The GIS analysis helped to significantly improve recycling logistics. Simulations found that putting in place locally located recycling stations significantly reduced both distances and emissions. Optimal recycling zones were identified and recycling pathways defined, demonstrating that location decisions for recycling centres could significantly reduce environmental costs. For instance, regions with high rates of waste generation close to recycling centres lowered transportation emissions by 30% when compared to centralised facilities located further away. These findings were illustrated on maps generated using GIS simulations showing recycling areas and preferred modes of transport. These visual observations confirmed that localised recycling could maximise recycling rates while reducing environmental impacts, laying the foundations for a shift towards spatially optimized, sustainable construction.

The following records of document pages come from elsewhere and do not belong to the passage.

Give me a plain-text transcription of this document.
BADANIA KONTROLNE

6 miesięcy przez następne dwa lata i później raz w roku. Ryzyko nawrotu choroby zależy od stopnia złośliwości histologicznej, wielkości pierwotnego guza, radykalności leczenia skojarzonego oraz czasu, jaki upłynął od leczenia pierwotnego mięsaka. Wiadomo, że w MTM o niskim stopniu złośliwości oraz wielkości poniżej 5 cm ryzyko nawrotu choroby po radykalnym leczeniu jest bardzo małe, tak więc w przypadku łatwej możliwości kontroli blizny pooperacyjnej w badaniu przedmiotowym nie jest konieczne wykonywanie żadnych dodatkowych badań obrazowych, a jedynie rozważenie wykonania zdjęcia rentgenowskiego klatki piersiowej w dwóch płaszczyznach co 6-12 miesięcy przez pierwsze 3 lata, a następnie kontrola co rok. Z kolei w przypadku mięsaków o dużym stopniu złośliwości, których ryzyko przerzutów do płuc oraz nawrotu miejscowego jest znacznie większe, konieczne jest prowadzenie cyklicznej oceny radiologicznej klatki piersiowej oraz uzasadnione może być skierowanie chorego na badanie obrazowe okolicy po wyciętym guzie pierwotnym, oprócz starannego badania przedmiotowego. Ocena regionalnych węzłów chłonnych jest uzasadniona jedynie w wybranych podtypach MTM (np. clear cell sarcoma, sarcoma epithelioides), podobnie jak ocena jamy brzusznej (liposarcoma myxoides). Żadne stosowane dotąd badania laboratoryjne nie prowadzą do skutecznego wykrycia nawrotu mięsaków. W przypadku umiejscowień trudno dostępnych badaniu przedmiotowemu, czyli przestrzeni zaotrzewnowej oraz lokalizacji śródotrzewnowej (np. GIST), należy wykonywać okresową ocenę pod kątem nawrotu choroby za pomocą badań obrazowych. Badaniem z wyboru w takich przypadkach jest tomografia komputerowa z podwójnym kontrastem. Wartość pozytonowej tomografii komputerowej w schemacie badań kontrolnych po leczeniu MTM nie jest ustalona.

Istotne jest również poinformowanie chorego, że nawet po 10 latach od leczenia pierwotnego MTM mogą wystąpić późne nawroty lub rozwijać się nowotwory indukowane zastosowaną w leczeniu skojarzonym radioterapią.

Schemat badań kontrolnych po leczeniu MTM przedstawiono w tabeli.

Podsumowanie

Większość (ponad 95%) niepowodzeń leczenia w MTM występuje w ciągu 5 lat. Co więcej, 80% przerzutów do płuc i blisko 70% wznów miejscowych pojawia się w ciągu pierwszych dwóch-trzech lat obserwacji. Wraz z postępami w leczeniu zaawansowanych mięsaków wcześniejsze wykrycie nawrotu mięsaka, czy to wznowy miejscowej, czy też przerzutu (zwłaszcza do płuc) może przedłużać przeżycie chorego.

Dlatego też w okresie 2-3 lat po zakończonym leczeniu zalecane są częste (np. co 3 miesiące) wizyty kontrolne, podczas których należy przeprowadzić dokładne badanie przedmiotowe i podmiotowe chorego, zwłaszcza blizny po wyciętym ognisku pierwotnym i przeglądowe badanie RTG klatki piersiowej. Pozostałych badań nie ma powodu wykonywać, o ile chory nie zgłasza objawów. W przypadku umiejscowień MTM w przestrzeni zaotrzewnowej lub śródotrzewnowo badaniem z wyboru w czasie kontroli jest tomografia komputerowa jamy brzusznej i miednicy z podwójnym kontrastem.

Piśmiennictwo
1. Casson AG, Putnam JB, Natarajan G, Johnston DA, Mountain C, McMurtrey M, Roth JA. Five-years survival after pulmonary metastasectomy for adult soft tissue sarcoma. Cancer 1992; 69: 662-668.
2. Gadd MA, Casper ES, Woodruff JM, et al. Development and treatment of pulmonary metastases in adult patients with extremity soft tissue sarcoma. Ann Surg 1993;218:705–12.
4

5.3. AI Model Results on Recycling Efficiency

The AI-based recycling prediction proved effective in predicting material breakdown and increasing sorting efficiency. These machine learning models accurately classified materials with a 92% precision in degradation prediction and effectively sort materials according to their potential to be reused. Materials that were recyclable were efficiently sorted, which boosted recycling rates by 25% compared to the manual sort. The AI algorithms were accurate and reliable across time (see data visualization on sorting efficiency). Figure 3 shows the benefits of automated sorting, indicating the extent to which AI-enabled systems drive recycling through lower error rates and higher precision in sorting.

6. Conclusion

This research shows the revolutionary potential of bringing together LCA, GIS, and Artificial Intelligence (AI) in order to optimise recycling and reuse of construction materials. LCA calculates the environmental impact for all stages of the material lifecycle, allowing users to choose sustainable materials. GIS can help offset logistics carbon by enabling spatially efficient recycling pathways and depots, and AI optimizes sorting, improving recycle efficiency and accuracy. These technologies together provide a powerful system to manage the environmental, logistical and operational challenges of sustainable construction. The study’s results stress the need for holistic, data-driven strategies to reduce construction waste and emissions. Using LCA, GIS and AI, the construction sector can also make smart decisions to comply with sustainability targets across the world. The next step in the research would be to refine predictive models and extend GIS to support urban growth, and thus achieving even greater recycling efficacy. These technologies could be the foundation for a worldwide shift to green construction for a more sustainable, low-impact built environment.